I have three of her recipe books. Her handwriting is absolutely beautiful. Each letter is written perfectly the same every time, and the spaces between words are precise and even. At first glance the pages look like they were created using a cursive font on a computer.
The largest recipe book is a composition notebook from her school days. It mostly has recipes, plus general rules for cooking and good table manners. My grandmother was born in 1888 in Davenport, Iowa and her formal education ended with her 8th grade graduation, so I suppose the composition notebook is from 1900 or thereabouts.
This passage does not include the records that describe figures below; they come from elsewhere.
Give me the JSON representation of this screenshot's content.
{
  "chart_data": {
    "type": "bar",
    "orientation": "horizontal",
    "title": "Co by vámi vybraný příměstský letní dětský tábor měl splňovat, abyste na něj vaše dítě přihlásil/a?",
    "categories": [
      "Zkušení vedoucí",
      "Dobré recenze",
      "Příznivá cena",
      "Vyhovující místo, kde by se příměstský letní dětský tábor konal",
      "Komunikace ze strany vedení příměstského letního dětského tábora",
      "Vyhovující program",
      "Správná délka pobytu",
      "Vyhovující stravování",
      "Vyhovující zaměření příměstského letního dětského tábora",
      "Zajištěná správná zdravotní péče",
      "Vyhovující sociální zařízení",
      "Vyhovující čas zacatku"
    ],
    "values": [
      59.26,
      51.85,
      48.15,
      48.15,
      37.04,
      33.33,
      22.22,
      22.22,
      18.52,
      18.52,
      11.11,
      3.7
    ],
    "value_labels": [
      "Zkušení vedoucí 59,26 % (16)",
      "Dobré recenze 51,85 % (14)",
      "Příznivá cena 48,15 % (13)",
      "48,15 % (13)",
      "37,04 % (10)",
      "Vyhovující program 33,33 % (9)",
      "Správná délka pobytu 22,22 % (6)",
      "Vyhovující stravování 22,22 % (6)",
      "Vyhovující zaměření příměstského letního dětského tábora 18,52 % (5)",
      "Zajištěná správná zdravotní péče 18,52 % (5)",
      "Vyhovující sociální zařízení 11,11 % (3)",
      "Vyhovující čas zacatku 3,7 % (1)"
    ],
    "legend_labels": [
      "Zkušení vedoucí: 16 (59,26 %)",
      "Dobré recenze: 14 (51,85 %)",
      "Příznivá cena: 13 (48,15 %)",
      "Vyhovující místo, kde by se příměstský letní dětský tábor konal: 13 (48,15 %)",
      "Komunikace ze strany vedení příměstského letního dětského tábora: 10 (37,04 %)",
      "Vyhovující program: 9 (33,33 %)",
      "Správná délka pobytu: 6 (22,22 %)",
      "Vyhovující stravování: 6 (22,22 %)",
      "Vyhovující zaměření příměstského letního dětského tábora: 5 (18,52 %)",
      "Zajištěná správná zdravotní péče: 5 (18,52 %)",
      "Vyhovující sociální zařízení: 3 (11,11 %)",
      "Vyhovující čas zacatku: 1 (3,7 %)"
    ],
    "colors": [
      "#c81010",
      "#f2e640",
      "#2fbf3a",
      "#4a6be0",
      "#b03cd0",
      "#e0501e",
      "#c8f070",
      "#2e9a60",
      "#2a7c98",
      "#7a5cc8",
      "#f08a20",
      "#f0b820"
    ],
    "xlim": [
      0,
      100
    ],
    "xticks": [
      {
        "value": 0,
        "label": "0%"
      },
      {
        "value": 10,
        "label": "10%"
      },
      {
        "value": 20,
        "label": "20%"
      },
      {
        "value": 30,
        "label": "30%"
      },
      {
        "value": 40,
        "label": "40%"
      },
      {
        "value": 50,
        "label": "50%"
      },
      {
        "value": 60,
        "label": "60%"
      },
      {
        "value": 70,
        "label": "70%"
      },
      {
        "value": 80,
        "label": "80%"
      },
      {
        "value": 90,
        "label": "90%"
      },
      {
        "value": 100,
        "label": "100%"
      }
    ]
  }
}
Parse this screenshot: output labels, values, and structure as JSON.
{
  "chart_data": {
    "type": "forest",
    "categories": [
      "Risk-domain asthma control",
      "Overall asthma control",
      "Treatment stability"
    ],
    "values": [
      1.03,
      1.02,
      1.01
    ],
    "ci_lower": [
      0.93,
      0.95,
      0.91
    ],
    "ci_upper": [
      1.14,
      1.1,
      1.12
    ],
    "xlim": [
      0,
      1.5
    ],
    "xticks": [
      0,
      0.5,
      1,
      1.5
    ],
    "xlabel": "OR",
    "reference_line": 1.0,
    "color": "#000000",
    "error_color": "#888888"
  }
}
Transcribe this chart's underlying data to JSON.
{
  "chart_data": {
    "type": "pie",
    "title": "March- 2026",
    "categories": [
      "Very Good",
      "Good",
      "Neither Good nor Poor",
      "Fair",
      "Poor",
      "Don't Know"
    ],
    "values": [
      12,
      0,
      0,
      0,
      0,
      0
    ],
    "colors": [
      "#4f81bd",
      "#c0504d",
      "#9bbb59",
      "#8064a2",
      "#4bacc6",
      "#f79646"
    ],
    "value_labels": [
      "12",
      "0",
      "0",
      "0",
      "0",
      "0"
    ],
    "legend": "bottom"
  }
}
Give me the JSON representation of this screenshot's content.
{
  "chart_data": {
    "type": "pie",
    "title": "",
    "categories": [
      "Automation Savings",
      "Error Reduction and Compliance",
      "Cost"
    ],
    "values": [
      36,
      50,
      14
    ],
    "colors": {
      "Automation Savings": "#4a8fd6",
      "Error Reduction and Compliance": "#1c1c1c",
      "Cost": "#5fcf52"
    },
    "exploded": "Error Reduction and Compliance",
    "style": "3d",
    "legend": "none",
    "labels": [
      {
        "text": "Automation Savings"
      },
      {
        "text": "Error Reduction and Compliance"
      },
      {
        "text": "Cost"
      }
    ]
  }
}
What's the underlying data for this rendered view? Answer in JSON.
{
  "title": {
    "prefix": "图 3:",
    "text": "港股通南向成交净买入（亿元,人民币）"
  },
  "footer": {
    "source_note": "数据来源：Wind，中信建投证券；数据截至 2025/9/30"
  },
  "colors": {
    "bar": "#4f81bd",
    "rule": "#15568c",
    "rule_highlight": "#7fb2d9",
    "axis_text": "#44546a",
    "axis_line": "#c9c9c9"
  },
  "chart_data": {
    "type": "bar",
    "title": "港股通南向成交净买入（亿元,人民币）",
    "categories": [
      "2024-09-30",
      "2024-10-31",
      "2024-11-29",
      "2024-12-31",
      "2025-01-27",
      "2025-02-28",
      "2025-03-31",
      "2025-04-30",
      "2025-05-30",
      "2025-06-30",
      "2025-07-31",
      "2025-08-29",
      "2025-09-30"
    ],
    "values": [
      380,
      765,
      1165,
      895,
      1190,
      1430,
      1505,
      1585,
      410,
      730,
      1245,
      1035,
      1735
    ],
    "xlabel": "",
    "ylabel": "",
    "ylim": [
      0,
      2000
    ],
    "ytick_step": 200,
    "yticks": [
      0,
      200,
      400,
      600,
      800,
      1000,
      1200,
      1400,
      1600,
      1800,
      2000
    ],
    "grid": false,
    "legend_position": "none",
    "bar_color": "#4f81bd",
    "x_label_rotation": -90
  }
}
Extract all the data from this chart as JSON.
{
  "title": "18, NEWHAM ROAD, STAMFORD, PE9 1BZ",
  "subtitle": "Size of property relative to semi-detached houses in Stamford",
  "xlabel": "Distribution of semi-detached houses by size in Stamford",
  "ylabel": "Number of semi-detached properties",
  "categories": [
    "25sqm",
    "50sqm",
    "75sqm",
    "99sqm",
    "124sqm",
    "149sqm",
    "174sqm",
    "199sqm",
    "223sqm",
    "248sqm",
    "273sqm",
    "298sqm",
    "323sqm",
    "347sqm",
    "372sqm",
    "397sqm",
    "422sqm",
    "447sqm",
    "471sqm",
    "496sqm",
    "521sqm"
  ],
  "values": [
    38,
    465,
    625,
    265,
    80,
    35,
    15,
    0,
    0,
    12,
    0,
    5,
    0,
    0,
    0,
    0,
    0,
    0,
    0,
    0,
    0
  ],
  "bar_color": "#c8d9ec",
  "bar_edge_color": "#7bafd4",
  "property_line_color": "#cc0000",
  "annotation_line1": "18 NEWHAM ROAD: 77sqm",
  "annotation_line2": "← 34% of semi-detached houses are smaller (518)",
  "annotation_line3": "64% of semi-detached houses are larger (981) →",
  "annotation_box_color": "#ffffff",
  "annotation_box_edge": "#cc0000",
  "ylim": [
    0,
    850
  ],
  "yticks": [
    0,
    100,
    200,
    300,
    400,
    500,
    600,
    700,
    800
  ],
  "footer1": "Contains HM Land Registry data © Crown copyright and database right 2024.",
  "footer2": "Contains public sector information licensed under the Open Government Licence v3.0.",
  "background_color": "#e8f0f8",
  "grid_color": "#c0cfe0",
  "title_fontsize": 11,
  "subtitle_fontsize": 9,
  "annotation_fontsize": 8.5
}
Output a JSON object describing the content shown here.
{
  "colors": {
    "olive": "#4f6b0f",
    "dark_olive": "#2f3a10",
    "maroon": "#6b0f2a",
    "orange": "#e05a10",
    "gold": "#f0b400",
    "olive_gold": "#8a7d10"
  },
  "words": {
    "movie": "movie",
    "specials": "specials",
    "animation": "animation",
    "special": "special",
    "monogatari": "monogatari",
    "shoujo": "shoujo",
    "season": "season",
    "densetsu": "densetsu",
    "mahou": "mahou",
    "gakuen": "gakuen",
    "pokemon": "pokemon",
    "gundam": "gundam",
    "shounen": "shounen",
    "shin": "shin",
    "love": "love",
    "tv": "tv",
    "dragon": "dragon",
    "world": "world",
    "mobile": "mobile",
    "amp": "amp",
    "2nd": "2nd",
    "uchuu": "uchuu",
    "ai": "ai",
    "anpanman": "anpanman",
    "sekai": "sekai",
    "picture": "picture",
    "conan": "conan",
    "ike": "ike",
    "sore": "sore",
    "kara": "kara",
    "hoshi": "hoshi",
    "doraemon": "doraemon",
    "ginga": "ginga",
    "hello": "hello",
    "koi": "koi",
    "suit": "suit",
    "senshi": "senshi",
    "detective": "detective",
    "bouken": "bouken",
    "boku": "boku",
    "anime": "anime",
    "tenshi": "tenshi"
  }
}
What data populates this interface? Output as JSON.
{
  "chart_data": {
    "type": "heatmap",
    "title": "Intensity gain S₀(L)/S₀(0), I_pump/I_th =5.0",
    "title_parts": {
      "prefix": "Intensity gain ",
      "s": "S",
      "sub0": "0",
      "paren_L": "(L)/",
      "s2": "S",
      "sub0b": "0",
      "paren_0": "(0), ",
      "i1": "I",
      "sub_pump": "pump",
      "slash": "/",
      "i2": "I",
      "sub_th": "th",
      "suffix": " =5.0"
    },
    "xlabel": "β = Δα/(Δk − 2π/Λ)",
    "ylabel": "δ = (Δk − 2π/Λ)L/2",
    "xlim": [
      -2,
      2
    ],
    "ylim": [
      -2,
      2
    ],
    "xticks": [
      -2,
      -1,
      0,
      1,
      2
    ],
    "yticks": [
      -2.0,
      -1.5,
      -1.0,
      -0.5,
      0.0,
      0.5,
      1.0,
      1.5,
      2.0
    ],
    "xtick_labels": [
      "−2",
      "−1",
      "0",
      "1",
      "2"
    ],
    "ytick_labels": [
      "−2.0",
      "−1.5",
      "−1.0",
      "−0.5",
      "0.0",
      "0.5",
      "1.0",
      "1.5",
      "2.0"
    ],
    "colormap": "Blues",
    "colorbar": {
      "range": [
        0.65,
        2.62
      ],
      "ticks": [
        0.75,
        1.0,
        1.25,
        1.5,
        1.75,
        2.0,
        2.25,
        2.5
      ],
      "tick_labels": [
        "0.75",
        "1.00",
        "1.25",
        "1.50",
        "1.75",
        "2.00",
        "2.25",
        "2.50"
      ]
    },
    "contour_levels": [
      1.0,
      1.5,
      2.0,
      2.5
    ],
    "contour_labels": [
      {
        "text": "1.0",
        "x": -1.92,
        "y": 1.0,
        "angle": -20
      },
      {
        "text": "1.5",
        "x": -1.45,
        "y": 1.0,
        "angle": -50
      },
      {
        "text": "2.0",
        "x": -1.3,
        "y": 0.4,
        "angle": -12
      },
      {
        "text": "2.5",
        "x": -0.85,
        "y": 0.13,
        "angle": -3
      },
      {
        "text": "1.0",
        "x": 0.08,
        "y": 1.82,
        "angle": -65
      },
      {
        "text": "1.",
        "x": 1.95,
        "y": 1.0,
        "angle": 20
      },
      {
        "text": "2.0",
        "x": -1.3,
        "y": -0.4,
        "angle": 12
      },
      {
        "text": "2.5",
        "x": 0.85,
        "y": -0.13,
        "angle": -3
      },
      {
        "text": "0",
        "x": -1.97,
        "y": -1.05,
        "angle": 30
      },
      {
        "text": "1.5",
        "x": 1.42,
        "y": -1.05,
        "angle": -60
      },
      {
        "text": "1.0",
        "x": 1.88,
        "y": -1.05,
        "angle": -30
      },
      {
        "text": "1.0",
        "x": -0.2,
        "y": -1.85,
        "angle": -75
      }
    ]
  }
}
The second recipe book is pocket-sized and filled with newspaper and magazine clippings. But are these recipes she actually made? Or are they recipes that just caught her eye, but never got around to making? My mom also collected recipes, but never made most of them. In later years, she typed them on her computer. I remember when I told her about having a lemon tree in the back yard and a bumper crop of zucchini. Mom sent me sent me printouts of dozens of recipes for lemons and for zucchini, most of which she never made, but had painstakingly typed and stored in her database.
The third notebook is small and has my grandmother’s handwritten recipes, mostly desserts. I guess I must have gotten my sweet tooth from her. Most recipes just list the ingredients. There are no instructions. Nothing about mixing the dry ingredients together, then mixing the wet ingredients together, and then combining the dry and the wet ingredients, and then baking the batter at a specific temperature for an estimated number of minutes.
At first I thought the recipes were missing instructions because she was writing down the recipes just for herself and so there was no point in writing more since she knew what to do next. But I was wrong. When I looked at the recipes in her school composition book, they, too, were missing instructions when it came to baking.
I did a little research and found that around 1900 stoves used wood, coal, or gas. Ovens didn’t have thermostats until after WWI, so recipes at the turn of the century didn’t mention what temperature to use or how long to bake something. No one knew exactly what temperature their oven was, but they had an understanding of how much fuel was needed to get the oven just right for baking (not too hot, not too cold) and how much time was needed for each recipe.
I heard that my grandmother was a good cook, but there’s no one left who can tell me what her best dishes were or what her recipes should taste like. I’d like to try my hand at making some of her recipes, starting with that little brown notebook, the one with the recipes she carefully copied by hand.